И поедут Юрии Александровичи в Переделкино, и никто их не оштрафует, потому что не за что их штрафовать, и пойдут они мимо кладбища, охватывающего округу, как священный пояс-оберег, и оттуда, из-за сосудисто-синих оградок, узнавая, будут приветствовать одного из них перелётными криками галок живые тени почивших, а другой, пока они движутся к зажмурившемуся Дому Ворчества, с печалью отметит, как его неброского спутника покровительственно вспоминают и заговорщически дергают за вытертые рукава мёртвые тени живых, коми заказан путь за тот поясок-оберег. «Как Олеся?» – спросит он и услышит: «Читайте первый номер «Знамени»!» - «Как жизнь, Фуря?» – «Да всё о кей: дача-квартира-собрание сочинений». И никто из них, даже этот херувим Фуря, именующийся теперь не иначе как Фурий Нахайлович Лопяков, которому он писал предисловие за подписью Володи Косолова, не озарится вопросом: «А вы?

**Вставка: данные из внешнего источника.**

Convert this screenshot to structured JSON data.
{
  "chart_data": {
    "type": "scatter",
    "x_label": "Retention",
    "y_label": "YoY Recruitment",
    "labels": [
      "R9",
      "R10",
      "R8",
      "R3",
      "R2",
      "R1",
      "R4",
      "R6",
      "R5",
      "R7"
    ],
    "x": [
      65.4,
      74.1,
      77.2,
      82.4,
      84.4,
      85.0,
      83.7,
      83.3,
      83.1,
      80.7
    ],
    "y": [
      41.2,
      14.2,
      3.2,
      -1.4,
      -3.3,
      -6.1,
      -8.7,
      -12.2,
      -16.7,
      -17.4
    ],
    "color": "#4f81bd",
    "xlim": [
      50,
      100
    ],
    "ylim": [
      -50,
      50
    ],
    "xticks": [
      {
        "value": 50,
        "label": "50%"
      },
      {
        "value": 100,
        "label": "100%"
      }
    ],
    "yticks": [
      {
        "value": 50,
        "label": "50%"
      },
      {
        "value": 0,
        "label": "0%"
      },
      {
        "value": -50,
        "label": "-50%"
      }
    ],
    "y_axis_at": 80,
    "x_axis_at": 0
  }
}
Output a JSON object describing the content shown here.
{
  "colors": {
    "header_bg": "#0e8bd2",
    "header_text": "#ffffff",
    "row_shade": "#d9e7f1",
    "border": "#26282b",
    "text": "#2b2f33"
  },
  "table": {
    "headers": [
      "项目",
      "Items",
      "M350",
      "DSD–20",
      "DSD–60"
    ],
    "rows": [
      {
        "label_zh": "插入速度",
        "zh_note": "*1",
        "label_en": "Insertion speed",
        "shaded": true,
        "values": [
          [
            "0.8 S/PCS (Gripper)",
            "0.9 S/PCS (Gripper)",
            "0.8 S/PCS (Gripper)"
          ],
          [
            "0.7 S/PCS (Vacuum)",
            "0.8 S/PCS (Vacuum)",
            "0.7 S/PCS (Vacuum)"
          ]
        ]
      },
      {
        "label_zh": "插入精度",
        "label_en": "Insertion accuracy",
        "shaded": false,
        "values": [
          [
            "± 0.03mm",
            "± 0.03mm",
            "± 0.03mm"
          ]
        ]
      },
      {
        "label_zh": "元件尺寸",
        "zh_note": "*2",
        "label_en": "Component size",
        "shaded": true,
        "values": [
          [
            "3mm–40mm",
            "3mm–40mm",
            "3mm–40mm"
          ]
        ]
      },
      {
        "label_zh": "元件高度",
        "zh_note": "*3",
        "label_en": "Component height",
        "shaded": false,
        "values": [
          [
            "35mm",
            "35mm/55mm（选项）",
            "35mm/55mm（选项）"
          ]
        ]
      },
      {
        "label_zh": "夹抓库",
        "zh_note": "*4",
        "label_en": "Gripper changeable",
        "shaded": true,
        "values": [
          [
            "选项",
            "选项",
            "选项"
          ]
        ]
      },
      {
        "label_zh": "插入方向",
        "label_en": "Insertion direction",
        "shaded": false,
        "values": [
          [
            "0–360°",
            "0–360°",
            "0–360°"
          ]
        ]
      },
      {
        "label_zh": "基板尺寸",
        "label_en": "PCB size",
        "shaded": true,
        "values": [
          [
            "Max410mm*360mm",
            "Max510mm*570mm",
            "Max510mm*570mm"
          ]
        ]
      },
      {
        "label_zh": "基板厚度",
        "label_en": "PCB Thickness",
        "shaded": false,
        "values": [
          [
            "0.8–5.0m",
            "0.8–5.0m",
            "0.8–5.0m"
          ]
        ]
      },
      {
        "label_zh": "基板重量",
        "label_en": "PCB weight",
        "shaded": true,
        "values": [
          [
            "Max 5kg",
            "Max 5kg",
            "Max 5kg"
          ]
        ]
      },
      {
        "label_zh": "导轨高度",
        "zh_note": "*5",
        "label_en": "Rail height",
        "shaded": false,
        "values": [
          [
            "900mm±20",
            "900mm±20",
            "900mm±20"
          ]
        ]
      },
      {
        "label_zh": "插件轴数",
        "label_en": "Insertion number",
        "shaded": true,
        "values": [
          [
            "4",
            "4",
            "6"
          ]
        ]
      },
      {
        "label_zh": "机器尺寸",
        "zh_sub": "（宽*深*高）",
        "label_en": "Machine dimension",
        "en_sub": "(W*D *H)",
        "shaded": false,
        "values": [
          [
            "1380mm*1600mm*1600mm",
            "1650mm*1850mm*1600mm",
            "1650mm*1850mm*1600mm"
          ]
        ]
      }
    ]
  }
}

Где вы и как вы живёте, Учитель? И живёте ли?» Он повлечёт меня от этих сосен, тарахтящих на морозе, как рокеры-мотоциклисты, скорей, куда-нибудь в тепло, в четыре стены, под крышу – да-да-да, он единственный в мире поэт, признающийся в своей нелюбви к природе: раньше любил, а сейчас не любит, это нелюбовь застарелого скитальца – повлечет и попутно пробормочет нечто роковое, неотступное: «Жандарм сыграл сквозную роль. Позорно струсила газета. Смолчал запрошенный король. Все отмахнулись от поэта.. .Храпит поэт: житуха – во! Над ним хоров небесных спевка… А кормит гения того – Одна лишь уличная девка…», – пробормочет, а после, когда мы сдвинем казённые стаканы, поведает: «За Курским вокзалом есть хороший отворот – спрыгнешь с платформы и уже никуда не денешься. Но главное перед этим – бросить письма, чтобы, ежели сдрейфишь, было неимоверно стыдно. Бросить письма, купить бутылку водки, пива и пачку сигарет, спрыгнуть, затем выдуть всю водку, оттенить её пивом и закурить…» Затем…

Москва-Переделкино-Пермь

1993 г.

Печатается в соответствии с текстом, опубликованным в 7-м номере журнала «Юность» за 1993 год.